Марта говорила быстро, нарочито небрежным тоном, чувствовалось, что она сама не уверена в убедительности своего красноречия, отчаянно боится матери и жалеет о своем легкомыслии. Говоря, она с просительным выражением поглядывала на Адама — видимо, ее мучила совесть: ведь это из-за нее досталось сегодня отцу и бог знает сколько еще достанется. Она осторожно обняла Розу. Затем, здороваясь с Ядвигой, возобновила свой лихорадочный монолог:
— А петь, мамусик, я бы и так сегодня не могла, потому что — о! — Марта дохнула, откашлялась, — слышишь, как я хриплю?
У нее был прекрасный голос. В разговоре не часто открывалась его красота; Марта, скрытная, нервная, редко говорила своим настоящим голосом. Еще лет в тринадцать-четырнадцать она научилась управлять своим лицом, поняв, что в нем раздражает Розу, — Роза преследовала ее за каждую гримасу, за каждое выражение глаз или рта, напоминавшее Адама. То же было и с голосом — Марте голос служил не столько средством выражения, сколько способом маскировки. О чем бы она ни говорила, голос звучал тускло, холодно, хрипловато. Только в минуты сильного волнения он оттаивал и звенел, как соловьиная трель.
Роза поздно открыла дарование дочери. Однажды летним вечером, когда музыка казалась ей единственным прибежищем, восемнадцатилетняя Марта вошла в комнату, где мать, сидя за инструментом, напрасно пыталась охватить своим немолодым ограниченным сопрано фразу в какой-то песне. Проходя, Марта остановилась у окна, и вдруг в тишине провинциальной улички раздалось:
— Селена! Царица ночи, Селена!..
Роза оборвала аккорд, отвернулась от фортепиано… неожиданный возглас, мелодичный, высокий, победительный, прозвенел, казалось, уже за границами музыкальной фразы. Роза воскликнула:
— Марта, почему ты не поешь? Иди сюда, спой мне, сию же минуту!
Она стала наигрывать и напевать ту же песню, и Марта первым же движением гортани достигла звуков такой небесной высоты, о какой Роза не смела и мечтать, — легко и чисто, как птица. Они бросились друг другу в объятья; Марта — возбужденная луной и молодостью, Роза — надеждой, что с помощью дочери она глубже проникнет в райский мир музыки, чем при помощи собственного искалеченного таланта.
Марта была не слишком музыкальна.
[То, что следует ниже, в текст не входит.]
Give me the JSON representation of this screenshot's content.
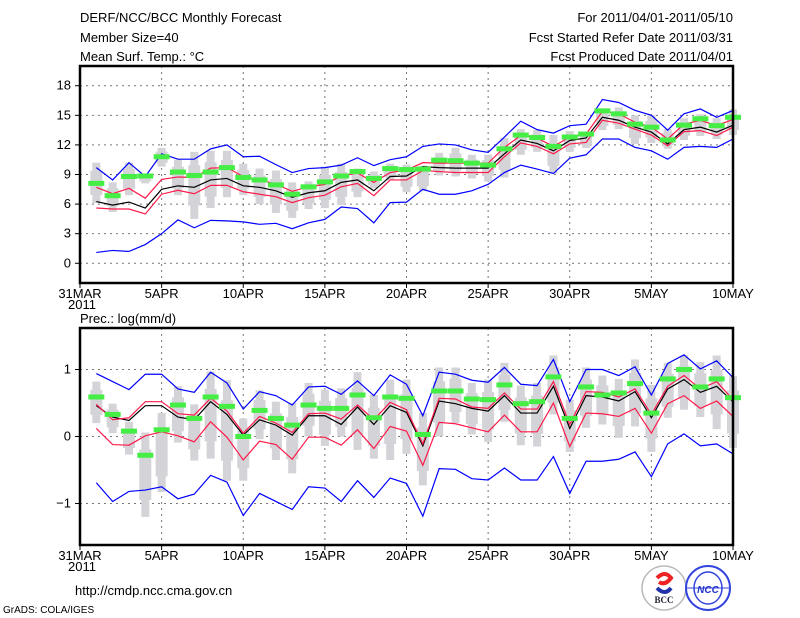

Засаженная за фортепиано маленькой девочкой, она приобрела начатки теоретических знаний и довольно свободно владела инструментом. Но музыка не была ее стихией. После долгих ссор и споров с матерью уроки музыки прекратились сами собой, когда Марта кончала гимназию. Роза в это время уезжала к Владику, вернулась, как обычно, отчужденная, равнодушная ко всему, что делалось в семье, и, узнав, что Марта забросила музыку, только неопределенно хмыкнула. Через несколько дней она сказала Адаму:
— Слава богу, что я уже не слышу, как Марта в самых неподходящих местах жмет на педаль… Не хочет, так не хочет, мне-то что? Я сделала все, что могла, Владик хоть аккомпанировать умел, а эта (так она всегда говорила о дочери в минуты раздражения) — чувства ритма ни на грош, не на что и надеяться.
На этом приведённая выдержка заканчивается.